Like a multitude of us, I’ve been worrying about this since Citizens United. But as I worked on How I Learned The Facts of Life, I picked up enough solid info so that I found myself backing away from what I view as responsible paranoia on the subject.
“Responsible,” meaning smart, good people are highly anxious about it. “Paranoia,” because I haven’t really found the doomy predictions to be borne out.
Yeah, I saw the application of Big Dark Money when Neil Gorsuch was, um, running for the Supreme Court. Of course, he wasn’t “running;” he’d be nominated by Trump, but Big Dark Money, predominantly I think the Koch Machine, contributed to glossy, polished political campaign-style TV ads on behalf of Gorsuch.
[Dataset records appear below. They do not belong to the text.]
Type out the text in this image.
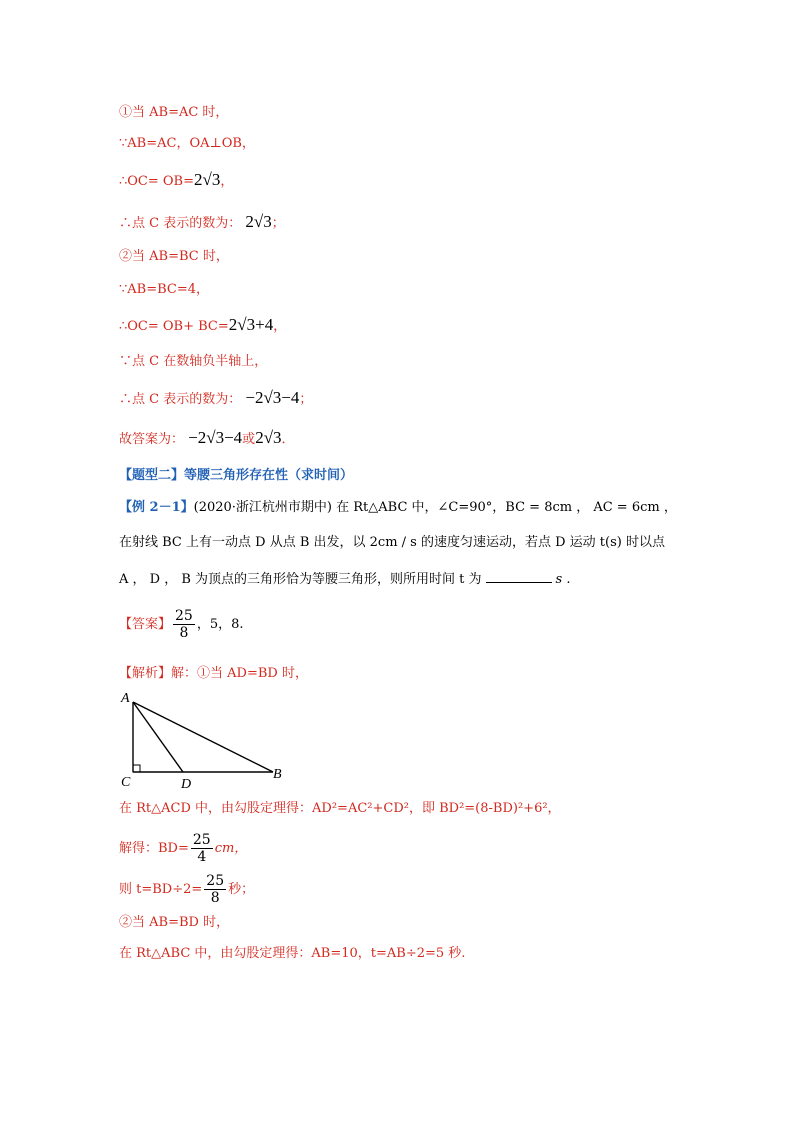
①当 AB=AC 时，
∵AB=AC，OA⊥OB，
∴OC= OB=2√3，
∴点 C 表示的数为： 2√3；
②当 AB=BC 时，
∵AB=BC=4，
∴OC= OB+ BC=2√3+4，
∵点 C 在数轴负半轴上，
∴点 C 表示的数为： −2√3−4；
故答案为： −2√3−4或2√3．
【题型二】等腰三角形存在性（求时间）
【例 2－1】(2020·浙江杭州市期中) 在 Rt△ABC 中，∠C=90°，BC = 8cm ， AC = 6cm ，
在射线 BC 上有一动点 D 从点 B 出发，以 2cm / s 的速度匀速运动，若点 D 运动 t(s) 时以点
A ， D ， B 为顶点的三角形恰为等腰三角形，则所用时间 t 为	s .
【答案】 $\frac{25}{8}$ ，5，8.
【解析】解：①当 AD=BD 时，
A
C	D
B
在 Rt△ACD 中，由勾股定理得：AD²=AC²+CD²，即 BD²=(8-BD)²+6²，
解得：$BD= \frac{25}{4}$ cm，
则 $t=BD\div 2= \frac{25}{8}$ 秒；
②当 AB=BD 时，
在 Rt△ABC 中，由勾股定理得：AB=10，t=AB÷2=5 秒.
At the time, I was appalled, primarily because the Koch Neu Wannsee Conference to End Democracy in America had come out of the neo-Nazi closet to buy and run these ads.
But who were they buying? Who was the target of those ads? Not me. I didn’t have a vote on Gorsuch’s nomination. I’m not a US Senator.
There were some hoped-for swing votes in the Senate — three Democrats and two Republicans, the endlessly hapless Susan Collins and the endlessly wavering Lisa Murkowski. Those five would have damned Gorsuch’s elevation to the Court.
They all went for him.
So maybe that’s where the Big Dark Money went, into their campaign war chests or into off-shore accounts, but I don’t know precisely how these things are worked so I can only suspect (and wish I had some personal friends who were hackers).
Two of the three swing Gorsuch Democrats — except, of course, Joe Manchin, from fossil-fuel-rich-but-otherwise-desperately-poor West Virginia — lost their elections.
So the question again has to be asked: can Big Dark Money actually buy elections in which We The People vote?
I watched some of the recent primaries coverage. One primary I paid some attention to was the LA mayoral one, because during the Trump impeachment trials, I’d become familiar with Karen Bass and think highly of her. She is running against a very rich businessman man (BIg, if not entirely Dark Money) and before I turned my TV to, most likely, a Foyle’s War rerun, she was some points down in the voter count.
I was disappointed and pretty pissed off. The guy she’s running against is one of those Big Balls real estate businessmen with no governmental experience. Exactly the kind of person I warn everybody never to vote for.
So I was glad to read what follows in The American Prospect:
On the day after the election in Los Angeles, [Rick] Caruso had 42.12 percent of the vote, with Karen Bass in second with 36.95 percent. As of Thursday morning, those numbers had flipped: Bass now has 41.05 percent, and Caruso has 38.29 percent. With plenty left to count, on the current trajectory Caruso could scrape 35 percent.
This is a terrible result for Caruso, given the $40 million he plowed into the race. He outspent Bass by more than 12 to 1, in a race where the powerful local labor groups quietly endorsed third-place finisher Kevin de León (a former labor organizer with the state teachers union) and spent next to nothing. For Caruso, a ubiquitous presence on TV and in mailboxes in the months leading up to the election, to not break 40 percent in a fragmented field shows a broad rejection of his crime and homelessness message.
All right, then. Seems that Big Money can’t buy actual elections. Because it can’t buy voters themselves. It can buy people running for office, with the implicit or even explicit directive (these awful people have no subtlety whatsoever), “When you win, you’ll vote the way we tell you to vote.”
But first they have to win people’s votes. And Big Dark Money, despite all our fear and loathing, does not possess the power to buy their candidates those wins.